NEH does not contest the operational facts. The agency’s position in the litigation is that the terminations were a lawful exercise of executive discretion consistent with the President’s executive orders directing agencies to wind down activities the administration characterised as DEI. The government’s brief, filed in response to summary judgment, argues that grant recipients have no constitutional entitlement to the continued performance of awarded grants and that the choice of review methodology, including the use of a generative model, is a matter of internal agency management not properly subject to judicial second-guessing.
The unresolved questions
Several factual questions remain open on the public record. The court has not yet ruled, and the government may yet introduce evidence at oral argument that complicates the plaintiffs’ account. The depositions do not establish who authored the prompt; Cavanaugh testified that the wording was his, but the brief does not establish whether the form of words was reviewed or approved by anyone outside the two-person DOGE team. The spreadsheet does not capture every step taken between the chatbot output and the final termination list; whether any human review occurred between “DEI rationale” and termination letter is one of the contested matters before Judge McMahon. And the government has not yet stated, on the record, whether the chatbot-driven methodology has been applied at any other federal grant-making agency. Plaintiffs have asked the question in interrogatories; the response, on the docket, is that the matter is outside the scope of this litigation.
The Moxley Press contacted the National Endowment for the Humanities press office on April 28 for comment on the methodology described in the discovery record. A spokesperson responded on April 30 and pointed to the agency’s filings in the case, declining to comment further while litigation is pending. The Department of Government Efficiency does not maintain a press office or named spokesperson; an inquiry sent to the General Services Administration, where DOGE staff have been administratively housed, was acknowledged on May 1 and had not received a substantive response at publication. Counsel for Justin Fox and Nathan Cavanaugh, identified in the court record, were each contacted by email on April 29; neither had responded by publication. We will update this story with any response received after publication.

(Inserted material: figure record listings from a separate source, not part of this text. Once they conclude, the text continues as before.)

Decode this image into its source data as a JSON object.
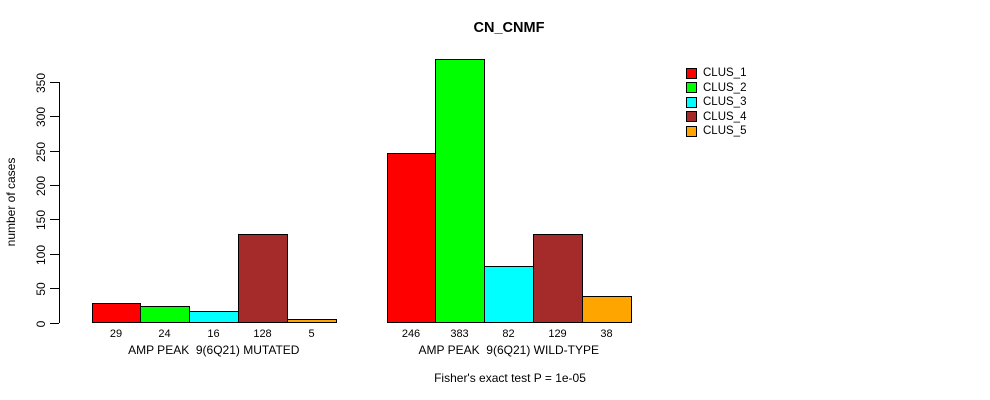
{
  "chart_data": {
    "type": "bar",
    "title": "CN_CNMF",
    "ylabel": "number of cases",
    "annotation": "Fisher's exact test P = 1e-05",
    "yticks": [
      0,
      50,
      100,
      150,
      200,
      250,
      300,
      350
    ],
    "ylim": [
      0,
      383
    ],
    "grid": false,
    "legend_position": "right",
    "bar_value_labels": true,
    "categories": [
      "AMP PEAK  9(6Q21) MUTATED",
      "AMP PEAK  9(6Q21) WILD-TYPE"
    ],
    "series": [
      {
        "name": "CLUS_1",
        "color": "#FF0000",
        "values": [
          29,
          246
        ]
      },
      {
        "name": "CLUS_2",
        "color": "#00FF00",
        "values": [
          24,
          383
        ]
      },
      {
        "name": "CLUS_3",
        "color": "#00FFFF",
        "values": [
          16,
          82
        ]
      },
      {
        "name": "CLUS_4",
        "color": "#A52A2A",
        "values": [
          128,
          129
        ]
      },
      {
        "name": "CLUS_5",
        "color": "#FFA500",
        "values": [
          5,
          38
        ]
      }
    ]
  }
}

Judge McMahon’s ruling, when it comes, will turn on whether a 120-character chatbot classification, applied 1,162 times in succession without subject-matter review, can lawfully substitute for the statutory review process Congress wrote into the National Foundation on the Arts and the Humanities Act of 1965. The plaintiffs say it cannot. The government says it can. The discovery record, in the meantime, is the public document of how the cuts were actually made. It is a spreadsheet, a prompt, two staffers, and a chatbot. The grants are not theoretical. Neither is the record.